La elite de Tarso estaba formada por hombres que tenían el privilegio de la ciudadanía romana. Pablo era un miembro de dicha elite. No sabemos a ciencia cierta por qué, aunque algunos estudiosos han recordado que los suyos eran una familia de skenopoioi, o fabricantes de tiendas (de campaña); lo cual, probablemente, pudo en su momento ser útil para generales que pasaron por Cilicia, como Marco Antonio o Pompeyo, el Warren Beatty y el Brad Pitt romanos respectivamente; y cabe recordar que la capacidad de otorgar a particulares la ciudadanía romana solía ser una prerrogativa incluida en el imperium de los jefes militares en campaña.

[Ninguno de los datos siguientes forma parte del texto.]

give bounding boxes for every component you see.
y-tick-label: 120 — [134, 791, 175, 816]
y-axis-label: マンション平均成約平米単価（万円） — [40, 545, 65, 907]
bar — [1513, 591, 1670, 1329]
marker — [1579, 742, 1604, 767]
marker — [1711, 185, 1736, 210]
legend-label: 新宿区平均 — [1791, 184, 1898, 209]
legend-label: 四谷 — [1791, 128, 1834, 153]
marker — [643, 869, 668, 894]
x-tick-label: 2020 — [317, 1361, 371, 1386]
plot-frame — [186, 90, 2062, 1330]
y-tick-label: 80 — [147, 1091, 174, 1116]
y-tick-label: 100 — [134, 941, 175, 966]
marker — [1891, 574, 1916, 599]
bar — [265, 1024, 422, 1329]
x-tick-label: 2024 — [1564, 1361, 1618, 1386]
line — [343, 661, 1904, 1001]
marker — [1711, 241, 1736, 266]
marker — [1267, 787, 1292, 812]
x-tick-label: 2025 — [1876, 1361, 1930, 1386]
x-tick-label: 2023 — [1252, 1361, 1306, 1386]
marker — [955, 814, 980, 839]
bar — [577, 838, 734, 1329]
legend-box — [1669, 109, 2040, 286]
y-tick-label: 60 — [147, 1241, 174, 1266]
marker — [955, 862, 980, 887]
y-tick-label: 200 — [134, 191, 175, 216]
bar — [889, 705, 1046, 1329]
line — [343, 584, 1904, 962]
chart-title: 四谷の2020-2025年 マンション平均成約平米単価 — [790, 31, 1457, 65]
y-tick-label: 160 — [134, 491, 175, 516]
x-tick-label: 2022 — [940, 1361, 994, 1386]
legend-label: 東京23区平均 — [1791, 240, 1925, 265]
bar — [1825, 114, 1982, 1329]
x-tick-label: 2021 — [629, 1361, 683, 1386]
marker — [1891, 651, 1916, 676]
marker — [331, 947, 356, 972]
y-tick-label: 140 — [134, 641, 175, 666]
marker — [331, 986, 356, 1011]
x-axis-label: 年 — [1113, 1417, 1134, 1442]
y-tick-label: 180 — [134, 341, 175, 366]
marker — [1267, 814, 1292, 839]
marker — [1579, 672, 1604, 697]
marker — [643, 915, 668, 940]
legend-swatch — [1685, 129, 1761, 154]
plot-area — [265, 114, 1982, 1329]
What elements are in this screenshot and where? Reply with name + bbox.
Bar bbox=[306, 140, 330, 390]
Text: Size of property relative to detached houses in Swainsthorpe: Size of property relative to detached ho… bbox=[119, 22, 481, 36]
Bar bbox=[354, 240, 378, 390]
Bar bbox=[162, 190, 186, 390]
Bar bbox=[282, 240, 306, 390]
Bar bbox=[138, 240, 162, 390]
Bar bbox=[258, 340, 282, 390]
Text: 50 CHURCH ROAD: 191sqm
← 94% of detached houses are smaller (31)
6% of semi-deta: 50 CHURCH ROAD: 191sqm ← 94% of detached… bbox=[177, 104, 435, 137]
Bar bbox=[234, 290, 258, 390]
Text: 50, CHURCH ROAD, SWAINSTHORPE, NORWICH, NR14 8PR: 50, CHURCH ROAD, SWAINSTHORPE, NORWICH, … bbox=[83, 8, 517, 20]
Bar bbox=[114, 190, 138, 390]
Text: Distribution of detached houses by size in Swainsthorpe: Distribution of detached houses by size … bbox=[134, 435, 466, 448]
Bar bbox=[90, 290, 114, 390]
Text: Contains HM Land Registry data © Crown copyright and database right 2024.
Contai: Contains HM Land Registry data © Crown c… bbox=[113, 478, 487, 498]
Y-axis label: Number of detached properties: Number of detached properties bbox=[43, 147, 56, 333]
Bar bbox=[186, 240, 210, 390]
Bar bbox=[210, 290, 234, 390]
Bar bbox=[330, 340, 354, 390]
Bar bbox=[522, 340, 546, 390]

Como judío, portaba el nombre arameo de Saulo, el primer rey de Israel, de la tribu de Benjamín; a la cual, según las Escrituras, pertenecía el fundador de la Iglesia católica.
Pablo fue siempre, y siempre se sintió, judío. «Hebreo hijo de hebreos» es la expresión que usa para definirse a sí mismo al escribirle a los filisteos. Más en concreto, en Hechos 23:6, le grita al Sanhedrín que él es «fariseo hijo de fariseos»; lo cual, de ser cierto, le colocaría ligeramente en disposición de creer la palabra cristiana, teniendo en cuenta la creencia farisea en la resurrección.
Su educación, por lo que se sabe, fue hebrea y bastante coherente con la cosmovisión farisaica, pues el joven Saulo fue enviado a estudiar con Gamaliel, el rabino heredero de la escuela de Hillel. Él mismo reconoce en Hechos (22:3) que fue educado por Gamaliel «en la estricta observancia de la ley de nuestros padres». Al parecer (lo siento, pero en estos momentos no tengo una edición a mano), el Talmud se refiere a un alumno de Gamaliel que se habría mostrado imprudente en materias de aprendizaje. En esta cita, algunos estudiosos han querido ver una referencia al joven Saulo y a ciertas dudas o rebeldías que le habrían surgido.
En los Hechos (3:34 y ss) aparece Gamaliel tratando de mover al Sanhedrín hacia la comprensión respecto de los cristianos; pero la referencia del Talmud vendría a explicar que su discípulo se mostrase tan cabestro con ocasión del juicio y lapidación de Esteban, por lo que, dentro de los terrenos arenosos de la especulación, cabe imaginarse a un joven Pablo de Tarso dejándose llevar por los naturales radicalismos, en este caso judíos, propios de la adolescencia; pero, al tiempo, y llevado por su sed intelectual, prestando oídos a ciertas teorías que se acabarían imponiendo dentro de su cabolo.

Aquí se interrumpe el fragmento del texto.